Ich würde schätzen, dass der Computer vor dem Flop nur die schlechtesten 10% der Hände aus dem Small Blind oder gegen einen Raise im Big Blind foldet. Es scheint, als würde der Computer mehr Hände aus dem Small Blind folden als gegen einen Raise im Big Blind, obwohl die Pot-Odds jeweils identisch sind. Allerdings beendet ein Call im Big Blind die Setzrunde und das ist wichtiger als die Position. Das passt zu gängigen spieltheoretischen Ansätzen.
Auf dem Flop ist der Computer ein LAG. Ich habe ihn mit schlechten Händen 3-betten sehen, zum Beispiel mit einer Overcard ohne irgendein weiteres Potenzial – etwa Jx 4x auf einem Tx 8x 2x Flop. Allerdings kommt so etwas nur selten vor und ist kein Bluff. Es scheint mit deutlich zu sein, dass der Algorithmus weiß, dass diese Hände einen gewissen Wert haben, wenn sie eine Freecard bekommen. Es macht den Eindruck als wäre der Computer auf dem Flop deutlich eher bereit zu folden, als vor dem Flop, aber er braucht keine starke Hand um weiterzuspielen.
Auf dem Turn wird der Computer ein wenig tighter. Es ist deutlich unwahrscheinlicher, dass er mit einer schwachen Hand raist. Während er routinemäßig den Flop mit Händen wie 2nd-Pair ohne Kicker raist, geht er ab dem Turn mit solchen Händen in den Check/Call-Modus. Natürlich ist er – wie alle guten Heads-Up-Spieler – immer noch sehr loose, weswegen es keine gute Idee ist, auf dem Turn übermäßig aggressiv gegen ihn zu werden.
Auf dem River gilt: Hat der Computer irgendetwas getroffen, callt er. Hat er Ass-hoch und das Board ist nicht übermäßig gefährlich, reicht das für einen Calldown ab dem Flop. Hat er einen König, callt er auf dem River. Auf einigen Boards – insbesondere wenn die Hand des Gegner entweder ein Monster oder ein geplatzter Draw ist – callt er mit noch schlechteren Händen. Ich habe den Computer mit Bube-hoch callen sehen.
Spieler, die in Reaktion auf diese Strategie in einen Check/Call-Modus gehen, um Fallen zu stellen, haben wahrscheinlich nicht viel Erfahrung im Heads-Up-Poker. Hyper-LAG in den frühen Setzrunden ist eine sehr starke Strategie. Man muss lernen, loose zu spielen, um zu überleben und heldenhafte Folds auf dem River sind ein guter Weg, um im Heads-Up zerstört zu werden. Meiner Meinung nach ist der Computer ein sehr herausfordernder Gegner.
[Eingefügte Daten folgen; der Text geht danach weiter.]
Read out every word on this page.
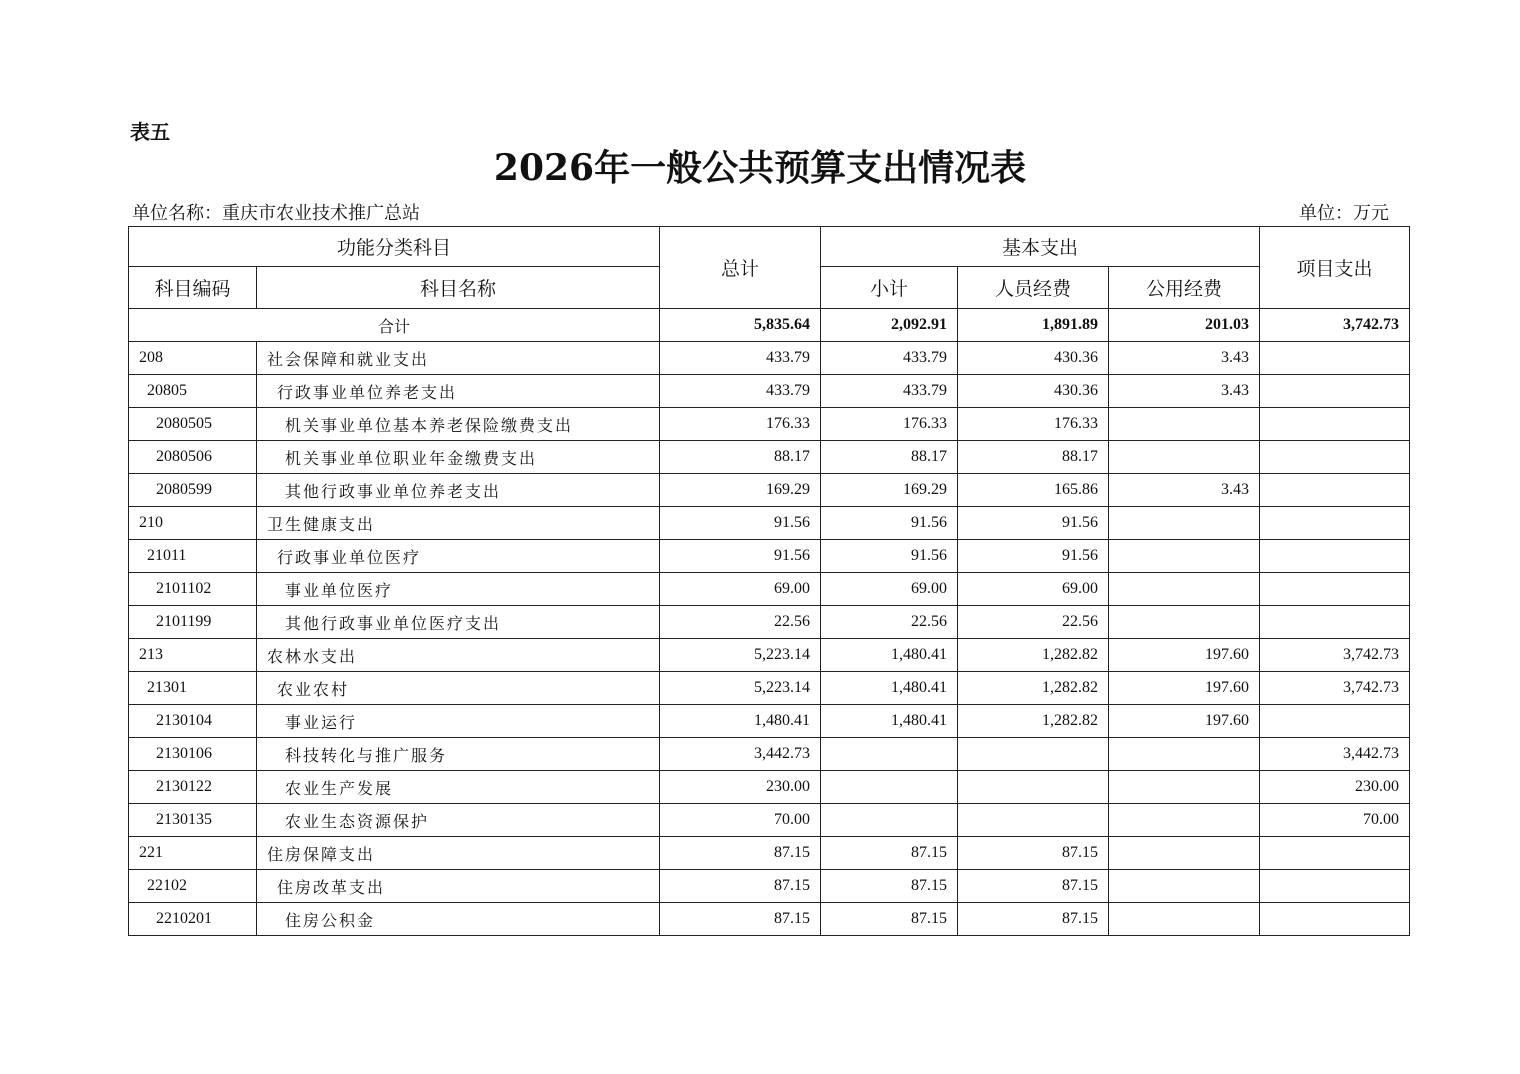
表五
2026年一般公共预算支出情况表
单位名称：重庆市农业技术推广总站	单位：万元
功能分类科目		总计	基本支出			项目支出
科目编码	科目名称		小计	人员经费	公用经费	
合计		5,835.64	2,092.91	1,891.89	201.03	3,742.73
208	社会保障和就业支出	433.79	433.79	430.36	3.43	
20805	行政事业单位养老支出	433.79	433.79	430.36	3.43	
2080505	机关事业单位基本养老保险缴费支出	176.33	176.33	176.33		
2080506	机关事业单位职业年金缴费支出	88.17	88.17	88.17		
2080599	其他行政事业单位养老支出	169.29	169.29	165.86	3.43	
210	卫生健康支出	91.56	91.56	91.56		
21011	行政事业单位医疗	91.56	91.56	91.56		
2101102	事业单位医疗	69.00	69.00	69.00		
2101199	其他行政事业单位医疗支出	22.56	22.56	22.56		
213	农林水支出	5,223.14	1,480.41	1,282.82	197.60	3,742.73
21301	农业农村	5,223.14	1,480.41	1,282.82	197.60	3,742.73
2130104	事业运行	1,480.41	1,480.41	1,282.82	197.60	
2130106	科技转化与推广服务	3,442.73				3,442.73
2130122	农业生产发展	230.00				230.00
2130135	农业生态资源保护	70.00				70.00
221	住房保障支出	87.15	87.15	87.15		
22102	住房改革支出	87.15	87.15	87.15		
2210201	住房公积金	87.15	87.15	87.15		
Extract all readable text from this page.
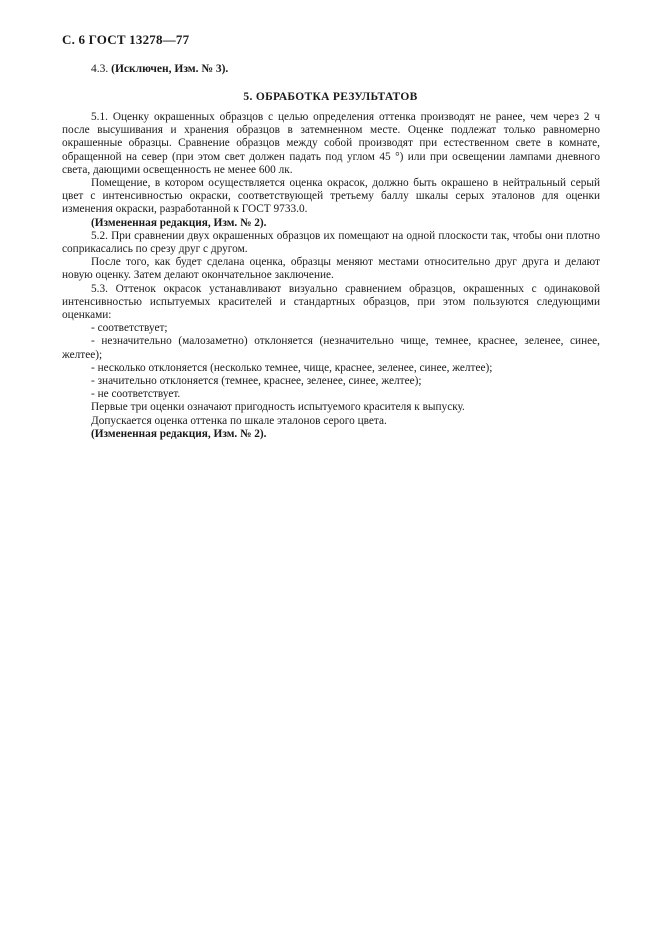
С. 6 ГОСТ 13278—77
4.3. (Исключен, Изм. № 3).
5. ОБРАБОТКА РЕЗУЛЬТАТОВ

5.1. Оценку окрашенных образцов с целью определения оттенка производят не ранее, чем через 2 ч после высушивания и хранения образцов в затемненном месте. Оценке подлежат только равномерно окрашенные образцы. Сравнение образцов между собой производят при естественном свете в комнате, обращенной на север (при этом свет должен падать под углом 45 °) или при освещении лампами дневного света, дающими освещенность не менее 600 лк.

Помещение, в котором осуществляется оценка окрасок, должно быть окрашено в нейтральный серый цвет с интенсивностью окраски, соответствующей третьему баллу шкалы серых эталонов для оценки изменения окраски, разработанной к ГОСТ 9733.0.

(Измененная редакция, Изм. № 2).

5.2. При сравнении двух окрашенных образцов их помещают на одной плоскости так, чтобы они плотно соприкасались по срезу друг с другом.

После того, как будет сделана оценка, образцы меняют местами относительно друг друга и делают новую оценку. Затем делают окончательное заключение.

5.3. Оттенок окрасок устанавливают визуально сравнением образцов, окрашенных с одинаковой интенсивностью испытуемых красителей и стандартных образцов, при этом пользуются следующими оценками:

- соответствует;

- незначительно (малозаметно) отклоняется (незначительно чище, темнее, краснее, зеленее, синее, желтее);

- несколько отклоняется (несколько темнее, чище, краснее, зеленее, синее, желтее);

- значительно отклоняется (темнее, краснее, зеленее, синее, желтее);

- не соответствует.

Первые три оценки означают пригодность испытуемого красителя к выпуску.

Допускается оценка оттенка по шкале эталонов серого цвета.

(Измененная редакция, Изм. № 2).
Von meiner Erfahrung mit dem Computer kann ich schließen, dass er einiges sehr gut macht, was anderen Poker-Programmen noch nicht gut gelingt. So scheint er sehr gut darin zu sein, von der Struktur des Boards darauf zu schließen, welchen Erwartungswert er gegen das Spektrum des Gegners hat. Auf einem Board auf dem Flushes und Straßen möglich sind, spielt er Top Pair nicht zu aggressiv. High-Cards spielt er auf gepaarten Boards hingegen sehr aggressiv. Er kann bluffen, check-raisen und kennt sogar Check-raise-Bluffs.
Auch kann der Computer von den Aktionen auf vorigen Setzrunden das Spektrum des Gegner gut eingrenzen. Er scheint ebenfalls seine Bets für mehrere Setzrunden zu planen.
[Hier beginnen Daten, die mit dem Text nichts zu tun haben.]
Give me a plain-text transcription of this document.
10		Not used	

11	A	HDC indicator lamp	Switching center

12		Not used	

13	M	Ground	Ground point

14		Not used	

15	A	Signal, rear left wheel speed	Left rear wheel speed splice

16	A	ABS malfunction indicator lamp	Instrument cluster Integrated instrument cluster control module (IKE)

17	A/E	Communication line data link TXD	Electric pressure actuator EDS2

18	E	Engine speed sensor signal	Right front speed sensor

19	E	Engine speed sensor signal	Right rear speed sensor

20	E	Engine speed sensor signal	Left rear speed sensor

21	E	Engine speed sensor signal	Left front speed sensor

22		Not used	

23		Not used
Was mich auch sehr interessiert hat, war wie die Leute auf den Computer reagieren. Ich habe alle möglichen Kombinationen von “Er spielt großartig.” bis “Er spielt grottenschlecht.” gehört – meist gepaart mit “Ich habe verloren.” bzw. “Ich habe gewonnen.”. Dass so viele verschiedene Meinungen über die Spielstärke vorliegen, liegt sicherlich auch daran, dass nur die wenigsten wissen, wie gutes Heads-Up-Poker gespielt wird.
Dieser Artikel erschien auf PokerOlymp am 18.02.2011.